Pues teniendo en cuenta que son han avistado hasta cuatro funcionarias en el departamento de administración de una ludoteca municipal —¿qué cojones hace el departamento de administración de una ludoteca?— que pasan el día mano sobre mano, todavía me parecen pocos los 600.
Si en muchas ciudades o provincias -sobre todo en el interior- los partidos políticos SON LA MAYOR OFICINA DE COLOCACIÓN DE EMPLEO.
MEJOR DICHO, EMPLEO TEMPORAL.
Los de Ávila parece que sus caciques locales no están a la última en la colocación a dedo de empleos públicos.
En mi provincia, el cacique Baltar.
Metió a todos de su clan familiar y político con plaza en la diputación. Eso sí, muy listo, los del núcleo duro como plaza de funcionario de carrera mientras el resto eran puestos laborales fijos. Éstos últimos no saben aún la diferencia sutil.
Pero la gente es poco agradecida.

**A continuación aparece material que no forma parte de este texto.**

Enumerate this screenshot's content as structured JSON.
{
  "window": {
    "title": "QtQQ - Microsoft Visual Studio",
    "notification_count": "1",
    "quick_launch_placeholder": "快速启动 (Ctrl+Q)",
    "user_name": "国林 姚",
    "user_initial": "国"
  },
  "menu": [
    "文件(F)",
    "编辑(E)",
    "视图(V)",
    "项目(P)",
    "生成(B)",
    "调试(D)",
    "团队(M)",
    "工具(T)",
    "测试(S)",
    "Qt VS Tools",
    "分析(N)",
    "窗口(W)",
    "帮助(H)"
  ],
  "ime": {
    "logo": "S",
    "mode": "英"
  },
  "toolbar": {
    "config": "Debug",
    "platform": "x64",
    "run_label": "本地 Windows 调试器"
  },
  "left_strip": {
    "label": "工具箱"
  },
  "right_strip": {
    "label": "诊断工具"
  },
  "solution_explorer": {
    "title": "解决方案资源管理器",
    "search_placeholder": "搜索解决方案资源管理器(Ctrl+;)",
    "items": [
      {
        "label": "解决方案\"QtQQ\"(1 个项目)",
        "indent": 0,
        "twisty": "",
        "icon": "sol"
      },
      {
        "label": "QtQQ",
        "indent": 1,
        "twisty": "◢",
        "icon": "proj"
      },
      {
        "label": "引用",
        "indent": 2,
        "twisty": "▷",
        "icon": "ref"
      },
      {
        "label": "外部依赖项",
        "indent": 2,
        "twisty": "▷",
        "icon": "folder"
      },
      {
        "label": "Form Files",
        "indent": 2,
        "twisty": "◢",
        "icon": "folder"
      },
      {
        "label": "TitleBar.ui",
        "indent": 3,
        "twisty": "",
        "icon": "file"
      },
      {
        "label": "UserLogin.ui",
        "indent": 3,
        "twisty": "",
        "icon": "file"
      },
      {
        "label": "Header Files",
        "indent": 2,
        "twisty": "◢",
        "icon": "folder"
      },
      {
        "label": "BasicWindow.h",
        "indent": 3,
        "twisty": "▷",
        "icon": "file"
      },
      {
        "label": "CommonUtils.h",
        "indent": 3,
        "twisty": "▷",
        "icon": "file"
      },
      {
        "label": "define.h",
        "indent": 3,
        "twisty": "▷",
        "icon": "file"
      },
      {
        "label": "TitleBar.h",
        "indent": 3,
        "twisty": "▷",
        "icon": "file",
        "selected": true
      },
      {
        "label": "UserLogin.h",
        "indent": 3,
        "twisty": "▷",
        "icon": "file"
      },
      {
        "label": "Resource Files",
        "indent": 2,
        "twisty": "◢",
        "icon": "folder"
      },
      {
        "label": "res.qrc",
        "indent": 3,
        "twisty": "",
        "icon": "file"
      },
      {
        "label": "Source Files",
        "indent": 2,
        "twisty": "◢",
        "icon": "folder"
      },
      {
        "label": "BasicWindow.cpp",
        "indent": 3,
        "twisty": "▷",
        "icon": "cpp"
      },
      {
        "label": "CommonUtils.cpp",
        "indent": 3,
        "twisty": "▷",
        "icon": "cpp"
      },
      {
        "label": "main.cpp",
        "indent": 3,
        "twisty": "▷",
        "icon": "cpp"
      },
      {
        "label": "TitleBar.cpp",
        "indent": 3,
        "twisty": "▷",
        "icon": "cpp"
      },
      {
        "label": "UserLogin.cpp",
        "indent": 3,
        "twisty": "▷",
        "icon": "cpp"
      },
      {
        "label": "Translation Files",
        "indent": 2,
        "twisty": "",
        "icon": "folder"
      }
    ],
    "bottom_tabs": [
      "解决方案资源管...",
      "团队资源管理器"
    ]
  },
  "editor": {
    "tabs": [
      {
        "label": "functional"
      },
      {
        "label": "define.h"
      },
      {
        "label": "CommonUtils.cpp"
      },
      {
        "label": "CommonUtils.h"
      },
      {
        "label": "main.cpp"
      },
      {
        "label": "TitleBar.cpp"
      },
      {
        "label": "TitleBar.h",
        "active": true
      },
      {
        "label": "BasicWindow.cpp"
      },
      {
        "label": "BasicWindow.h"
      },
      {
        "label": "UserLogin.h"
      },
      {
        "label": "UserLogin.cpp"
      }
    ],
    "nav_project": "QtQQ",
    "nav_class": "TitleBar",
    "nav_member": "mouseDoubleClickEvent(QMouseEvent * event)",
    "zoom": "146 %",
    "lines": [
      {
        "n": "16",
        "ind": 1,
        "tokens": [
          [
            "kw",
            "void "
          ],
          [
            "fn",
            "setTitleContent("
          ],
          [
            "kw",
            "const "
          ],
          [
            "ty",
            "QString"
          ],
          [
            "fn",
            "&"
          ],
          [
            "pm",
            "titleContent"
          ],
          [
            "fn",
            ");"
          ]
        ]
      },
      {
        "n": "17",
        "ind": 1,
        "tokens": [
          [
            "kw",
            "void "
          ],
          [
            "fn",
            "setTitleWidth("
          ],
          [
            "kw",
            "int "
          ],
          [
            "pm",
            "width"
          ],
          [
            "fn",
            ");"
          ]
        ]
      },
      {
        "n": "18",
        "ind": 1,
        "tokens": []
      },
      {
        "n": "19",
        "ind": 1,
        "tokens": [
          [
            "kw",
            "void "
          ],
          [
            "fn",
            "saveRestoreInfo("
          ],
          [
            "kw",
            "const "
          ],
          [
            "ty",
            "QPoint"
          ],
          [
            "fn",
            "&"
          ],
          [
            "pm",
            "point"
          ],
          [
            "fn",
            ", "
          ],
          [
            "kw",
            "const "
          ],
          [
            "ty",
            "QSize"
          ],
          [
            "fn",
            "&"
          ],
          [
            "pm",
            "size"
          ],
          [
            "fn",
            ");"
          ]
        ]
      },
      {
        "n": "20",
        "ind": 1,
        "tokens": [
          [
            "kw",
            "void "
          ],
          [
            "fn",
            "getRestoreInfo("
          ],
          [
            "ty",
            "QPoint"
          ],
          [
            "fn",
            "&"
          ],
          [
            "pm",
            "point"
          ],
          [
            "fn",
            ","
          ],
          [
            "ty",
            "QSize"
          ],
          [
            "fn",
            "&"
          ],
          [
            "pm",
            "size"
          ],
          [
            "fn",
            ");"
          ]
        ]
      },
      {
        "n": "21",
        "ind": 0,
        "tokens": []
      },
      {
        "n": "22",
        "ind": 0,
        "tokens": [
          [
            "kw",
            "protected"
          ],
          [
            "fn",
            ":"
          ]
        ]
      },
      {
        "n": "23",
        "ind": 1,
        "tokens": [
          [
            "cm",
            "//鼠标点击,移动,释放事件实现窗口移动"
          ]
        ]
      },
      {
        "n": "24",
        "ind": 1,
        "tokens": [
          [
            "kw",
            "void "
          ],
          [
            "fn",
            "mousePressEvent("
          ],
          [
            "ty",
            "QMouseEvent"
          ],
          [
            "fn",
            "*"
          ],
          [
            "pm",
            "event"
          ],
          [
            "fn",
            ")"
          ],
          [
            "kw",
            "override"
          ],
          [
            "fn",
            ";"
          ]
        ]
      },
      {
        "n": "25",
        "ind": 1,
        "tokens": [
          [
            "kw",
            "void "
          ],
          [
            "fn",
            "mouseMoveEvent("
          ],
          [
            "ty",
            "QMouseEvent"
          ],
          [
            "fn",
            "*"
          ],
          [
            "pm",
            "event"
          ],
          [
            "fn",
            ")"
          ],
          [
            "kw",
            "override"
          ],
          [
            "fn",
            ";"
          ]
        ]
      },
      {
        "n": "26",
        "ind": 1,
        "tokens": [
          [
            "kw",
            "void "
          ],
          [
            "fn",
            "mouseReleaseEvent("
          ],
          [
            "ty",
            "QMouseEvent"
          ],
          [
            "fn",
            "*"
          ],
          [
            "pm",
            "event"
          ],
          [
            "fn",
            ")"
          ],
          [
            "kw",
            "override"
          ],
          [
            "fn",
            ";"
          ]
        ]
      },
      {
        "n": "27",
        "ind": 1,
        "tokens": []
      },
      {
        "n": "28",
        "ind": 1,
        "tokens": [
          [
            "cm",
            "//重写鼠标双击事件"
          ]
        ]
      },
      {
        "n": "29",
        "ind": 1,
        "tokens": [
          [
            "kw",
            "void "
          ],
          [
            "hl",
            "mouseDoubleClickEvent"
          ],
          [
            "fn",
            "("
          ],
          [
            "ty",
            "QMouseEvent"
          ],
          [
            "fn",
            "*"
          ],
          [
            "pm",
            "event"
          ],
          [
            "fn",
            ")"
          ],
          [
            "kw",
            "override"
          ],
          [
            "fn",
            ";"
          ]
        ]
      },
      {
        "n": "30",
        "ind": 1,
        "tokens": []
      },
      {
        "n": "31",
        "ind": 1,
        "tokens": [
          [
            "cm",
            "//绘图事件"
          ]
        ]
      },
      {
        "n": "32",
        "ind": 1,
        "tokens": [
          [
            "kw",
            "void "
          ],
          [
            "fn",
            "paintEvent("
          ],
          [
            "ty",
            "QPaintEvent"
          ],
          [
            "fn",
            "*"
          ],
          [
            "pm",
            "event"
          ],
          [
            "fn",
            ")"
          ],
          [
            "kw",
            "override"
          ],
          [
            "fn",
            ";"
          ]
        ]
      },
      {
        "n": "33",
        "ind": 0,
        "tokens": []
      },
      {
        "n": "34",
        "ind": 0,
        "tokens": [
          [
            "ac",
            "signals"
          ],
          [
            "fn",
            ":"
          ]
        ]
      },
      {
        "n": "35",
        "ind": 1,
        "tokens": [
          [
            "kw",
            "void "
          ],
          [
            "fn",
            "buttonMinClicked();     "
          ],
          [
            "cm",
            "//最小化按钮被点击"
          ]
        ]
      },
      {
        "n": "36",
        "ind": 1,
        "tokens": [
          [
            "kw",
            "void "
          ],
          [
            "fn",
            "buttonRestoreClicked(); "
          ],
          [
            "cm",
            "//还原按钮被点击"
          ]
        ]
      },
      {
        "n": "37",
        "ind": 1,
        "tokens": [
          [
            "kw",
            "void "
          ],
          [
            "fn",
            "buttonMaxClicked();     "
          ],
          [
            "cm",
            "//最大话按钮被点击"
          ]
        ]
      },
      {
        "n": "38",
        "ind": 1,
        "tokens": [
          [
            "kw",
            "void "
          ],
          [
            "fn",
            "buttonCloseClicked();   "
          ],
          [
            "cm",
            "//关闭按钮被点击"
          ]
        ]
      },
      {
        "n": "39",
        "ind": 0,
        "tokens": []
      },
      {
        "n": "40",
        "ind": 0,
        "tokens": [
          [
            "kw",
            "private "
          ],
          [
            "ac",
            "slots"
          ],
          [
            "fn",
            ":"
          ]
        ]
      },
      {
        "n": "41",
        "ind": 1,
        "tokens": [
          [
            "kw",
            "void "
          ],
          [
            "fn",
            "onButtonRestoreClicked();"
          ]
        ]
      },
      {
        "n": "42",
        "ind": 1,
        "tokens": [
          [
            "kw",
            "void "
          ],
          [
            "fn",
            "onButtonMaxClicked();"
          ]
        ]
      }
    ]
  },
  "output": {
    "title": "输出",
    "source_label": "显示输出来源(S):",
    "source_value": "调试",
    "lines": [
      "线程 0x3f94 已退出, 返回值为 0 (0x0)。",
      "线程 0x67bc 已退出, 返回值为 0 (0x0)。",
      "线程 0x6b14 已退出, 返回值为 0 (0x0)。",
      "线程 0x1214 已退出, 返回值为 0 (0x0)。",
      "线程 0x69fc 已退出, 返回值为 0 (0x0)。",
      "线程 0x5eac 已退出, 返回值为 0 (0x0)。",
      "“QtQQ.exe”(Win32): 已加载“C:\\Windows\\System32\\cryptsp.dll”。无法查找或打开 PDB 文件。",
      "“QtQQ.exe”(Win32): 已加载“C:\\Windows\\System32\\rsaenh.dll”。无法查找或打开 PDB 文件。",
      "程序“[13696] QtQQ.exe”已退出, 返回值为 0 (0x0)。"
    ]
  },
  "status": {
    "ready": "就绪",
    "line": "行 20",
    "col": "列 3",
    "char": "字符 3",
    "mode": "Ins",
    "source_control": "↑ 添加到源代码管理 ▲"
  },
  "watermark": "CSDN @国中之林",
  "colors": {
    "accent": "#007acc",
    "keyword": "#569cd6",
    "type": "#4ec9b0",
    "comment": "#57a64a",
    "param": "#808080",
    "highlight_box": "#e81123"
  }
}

Muchos laborales fijos "enchufados" se pasaban a la oposición. Así que el gran cacique pasó de meter gente con puestos fijos. Aunque la razón más simple fue que metió a tantos en la plantilla que el money se acabó.
Así que creo un sistema ETT en la plantilla de la Diputación. Sobre todo en época electoral el organismo público contrata para un tiempo concreto los "enchufados" que en muchos ayuntamientos era una base electoral considerable.
Los rasgos de este sistema: metía más gente "enchufada", tenía más atado a la gente (si cambias de lealtad adiós renovación) y conseguías más adeptos a la causa ante la expectativa de entrar en el sistema. Pero había un problema. De vez en cuando había que meter a enchufados con plaza fija. Como no había dinero para meter más, prometía el puesto a 10 con lo que cabreabas a 9. Eso provocaba que empezaba a perder adeptos a la causa y eso se notaba en una decadencia no importante pero constante en el mercado electoral.
Ahora como se sabe que los "urbanitas" de su partido lo quieren cepillar, ahora a sacar plazas fijas a doquier en la plantilla. La mayoría como laborales.